Фантазировать он не умел; нет, он тоже мечтал, как все мы, но его мечты были разумны, конкретны, осуществимы, всегда из области реального, – ничего романтического, запредельного. Ему незнакомы были мои мучительные метания со взлетами до небес (успехи в школе или в спорте, новая дружба, зарождающаяся влюбленность) и падениями в пропасть (неудовлетворительные оценки, угрызения совести, чудовищное разочарование, когда то, что казалось вечным, незыблемым, таяло, как дым). Его цели всегда были достижимы: он мечтал перейти в следующий класс и терпеливо учил то, что его не интересовало; мечтал о микроскопе и купил его, продав гоночный велосипед; хотел прыгать с шестом и каждый вечер в течение целого года ходил в спортивный зал, не жалея себя, но и не калеча. Его целью было преодолеть планку на высоте три с половиной метра, и, когда он этой цели достиг, занятия сразу бросил. Позже он возжелал одну женщину и добился ее; захотел денег, чтобы безбедно жить, и, отдав десять лет жизни скучной однообразной работе, свое желание осуществил.

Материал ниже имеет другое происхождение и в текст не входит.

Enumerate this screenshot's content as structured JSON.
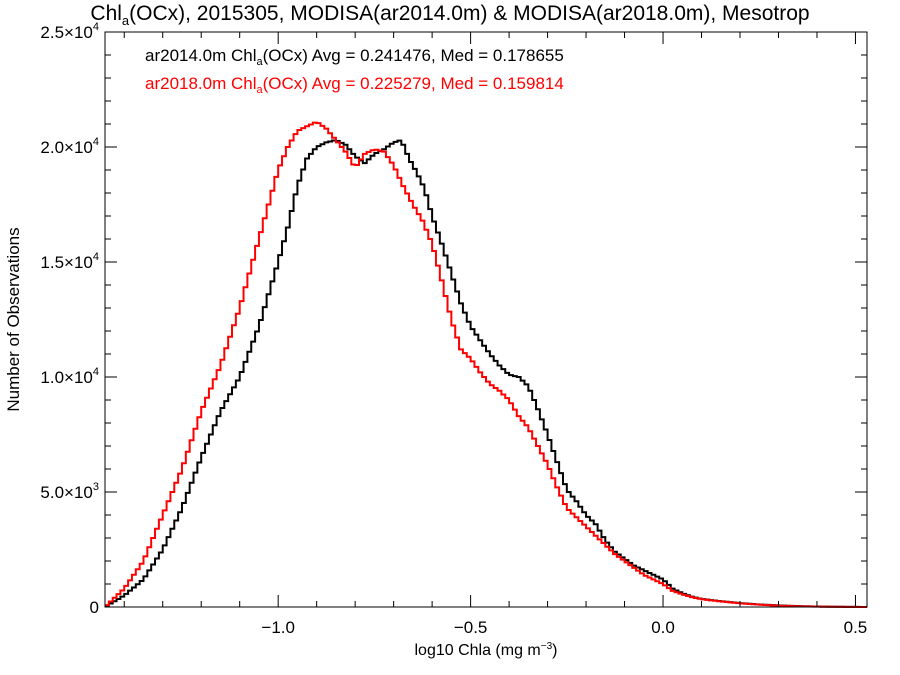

У нас даже сомнений не было, что мы выберем своей профессией химию, но каждый из нас связывал с ней собственные ожидания и надежды. Энрико, естественно, надеялся достичь с ее помощью обеспеченного положения, я же думал совсем о другом: химия представлялась мне густым облаком (вроде того, что окутывало гору Синай), таящим в себе грозные силы, которые вырывались наружу ослепительными огненными вспышками. Как Моисей, я ждал, что это облако даст мне закон, упорядочит мою жизнь, жизнь вокруг меня и во всем мире. Мне уже надоели книги, хотя я и продолжал поглощать их с неослабевающей прожорливостью; я искал другой ключ к высоким истинам, такой ключ обязательно должен был быть, но я твердо знал, что из-за какого-то чудовищного заговора против меня и всего мира в школе мне этот ключ не найти. Там пичкали знаниями, которые я старательно пережевывал, но голод они не утоляли. Я смотрел, как набухают весной почки, как сверкает слюда в куске гранита, смотрел на свои руки и говорил себе: «Я и это узнаю, и все остальное, но не по-ихнему; я найду короткий путь, подберу отмычку, высажу двери». Разговоры на уроках о проблемах бытия, о познании мира наскучили до тошноты; к чему это переливание из пустого в порожнее, когда все вокруг – и дерево старой скамейки, и солнечный шар над крышами, и цветочные пушинки в июньском воздухе – тайна, которая требует разгадки. Да всем философам, вместе взятым, не под силу понять полет такой пушинки, всем военным мира не под силу его воссоздать! Стыд и позор терять время, нужно искать новый путь!

Мы станем химиками, Энрико и я, нам хватит сил и ума, чтобы взять за горло эту постоянно меняющуюся материю, этого хитрого Протея; мы докопаемся до его самых глубинных тайн, положим конец его дурацким метаморфозам, не разгаданным ни Платоном, ни Августином, ни Фомой Аквинским, ни Гегелем, ни Кроче. Уж мы-то заставим его заговорить!

Упустить счастливую возможность, имея такую программу, мы не могли. Брат Энрико учился на химическом факультете и был загадочным персонажем, Энрико о нем не любил рассказывать; он оборудовал себе лабораторию в глубине двора где-то в узком кривом переулке, отходящем от площади Крочетта, который в геометрически распланированном Турине казался рудиментарным отростком, сохранившимся в процессе эволюции. Сама лаборатория тоже была похожа на рудимент; не в том смысле, что утратила свою функцию, а из-за крайней убогости: единственная облицованная плиткой стойка, около двадцати колб с реагентами, немного химической посуды, много пыли и паутины, полутьма и жуткий холод. Всю дорогу мы спорили, чем лучше заняться, но, когда вошли в лабораторию и увидели «все это богатство», растерялись.